Do something alone together
You probably became close in the first place because you managed to get away from everyone else and do something alone together. Try doing that again. By separating yourselves from other distractions, you can focus more on each other. It becomes a good opportunity to have other bonding activities such as …
Make new memories
In long term relationships there is a tendency to focus on ‘the good old days’ as a way of staying connected. That’s a good idea, but the reason you are recollecting those past experiences is because you made them together in the first place. Make new ones. When you do, you’re going to have more to talk about and explore about each other.
Is there tension? Address it
I had a falling out with a friend a long time ago. Once upon a time, we were as close as could be. It wasn’t until we both decided to confront that old issue that we were ever able to get past it. If you had an old argument that is still presenting a problem, do the bold thing and tackle it. If you don’t, it’s just going to grow, blow out of proportion and drive you further apart. In this process you might have to …
Accept your differences
Being close doesn’t mean—or shouldn’t mean—being identical. That’s not very interesting (unless you’re a narcissist). As time goes by, there are going to be beliefs, opinions or decisions that you are just not going to agree on. Remember, you are unique people on your own journey through life, but you became close in the first place because you wanted to share part of that journey together.
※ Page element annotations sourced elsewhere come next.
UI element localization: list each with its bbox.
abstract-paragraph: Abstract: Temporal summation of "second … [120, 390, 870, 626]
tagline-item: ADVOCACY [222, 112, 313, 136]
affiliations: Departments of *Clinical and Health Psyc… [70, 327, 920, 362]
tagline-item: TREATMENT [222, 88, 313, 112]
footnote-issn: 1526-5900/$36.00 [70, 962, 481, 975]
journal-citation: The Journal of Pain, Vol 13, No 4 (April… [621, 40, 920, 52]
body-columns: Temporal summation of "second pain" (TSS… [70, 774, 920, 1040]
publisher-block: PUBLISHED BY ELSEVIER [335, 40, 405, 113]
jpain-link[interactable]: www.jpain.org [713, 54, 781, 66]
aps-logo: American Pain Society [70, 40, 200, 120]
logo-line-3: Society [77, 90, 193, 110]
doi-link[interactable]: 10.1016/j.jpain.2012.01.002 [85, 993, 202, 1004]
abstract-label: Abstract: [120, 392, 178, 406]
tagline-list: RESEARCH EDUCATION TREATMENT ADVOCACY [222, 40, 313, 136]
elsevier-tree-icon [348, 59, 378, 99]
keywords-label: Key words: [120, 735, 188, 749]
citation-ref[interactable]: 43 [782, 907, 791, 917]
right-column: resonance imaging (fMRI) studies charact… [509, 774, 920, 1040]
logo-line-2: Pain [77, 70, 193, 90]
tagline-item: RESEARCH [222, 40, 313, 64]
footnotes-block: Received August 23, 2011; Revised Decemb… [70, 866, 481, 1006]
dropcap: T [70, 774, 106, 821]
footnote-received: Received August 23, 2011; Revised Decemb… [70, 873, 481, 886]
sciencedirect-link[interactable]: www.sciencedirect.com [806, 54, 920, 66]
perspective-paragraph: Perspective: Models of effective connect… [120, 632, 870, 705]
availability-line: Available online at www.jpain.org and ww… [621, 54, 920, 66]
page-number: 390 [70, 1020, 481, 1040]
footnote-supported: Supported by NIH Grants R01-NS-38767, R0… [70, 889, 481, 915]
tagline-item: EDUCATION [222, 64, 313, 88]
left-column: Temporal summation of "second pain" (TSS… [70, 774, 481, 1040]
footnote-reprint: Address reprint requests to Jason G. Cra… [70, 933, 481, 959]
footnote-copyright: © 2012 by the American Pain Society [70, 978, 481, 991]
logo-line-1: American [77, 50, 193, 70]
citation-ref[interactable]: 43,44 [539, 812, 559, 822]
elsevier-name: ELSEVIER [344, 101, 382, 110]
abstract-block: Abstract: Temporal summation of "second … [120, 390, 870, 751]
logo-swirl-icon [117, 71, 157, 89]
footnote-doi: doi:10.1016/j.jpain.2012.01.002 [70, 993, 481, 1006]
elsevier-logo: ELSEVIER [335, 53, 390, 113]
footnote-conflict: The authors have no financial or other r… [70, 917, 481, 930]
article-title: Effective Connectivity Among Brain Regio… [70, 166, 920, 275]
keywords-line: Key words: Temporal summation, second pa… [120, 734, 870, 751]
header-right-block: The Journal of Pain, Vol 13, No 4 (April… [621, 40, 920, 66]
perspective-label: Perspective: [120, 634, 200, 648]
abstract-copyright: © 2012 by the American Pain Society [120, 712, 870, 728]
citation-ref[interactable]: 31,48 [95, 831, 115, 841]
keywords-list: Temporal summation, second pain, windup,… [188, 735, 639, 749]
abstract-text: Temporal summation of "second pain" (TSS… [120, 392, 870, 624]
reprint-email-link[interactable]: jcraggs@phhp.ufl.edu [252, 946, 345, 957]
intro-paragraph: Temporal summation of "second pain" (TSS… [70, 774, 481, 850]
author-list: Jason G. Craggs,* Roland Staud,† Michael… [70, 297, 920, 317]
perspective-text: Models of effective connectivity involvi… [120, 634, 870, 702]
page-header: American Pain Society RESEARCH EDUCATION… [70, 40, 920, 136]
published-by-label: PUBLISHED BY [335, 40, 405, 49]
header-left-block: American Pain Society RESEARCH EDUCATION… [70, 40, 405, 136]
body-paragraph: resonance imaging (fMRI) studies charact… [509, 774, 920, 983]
Take up an activity together
The daily grind of life can become a bit stale and boring. A great way to introduce new challenges and topics is to take on a new activity together. While you’re at it, make it something that magnifies the good in the world, like volunteering at a public garden or a soup kitchen, or starting your own neighborhood cleanup project.
Take the hard road
Don’t let yourself get complacent. Inject something new or plan something challenging. If your friend/partner just won’t say YES to anything, do it without them but bring back stories and enthusiasm. There’s a good chance that when they see your excitement, they will want to be a part of it.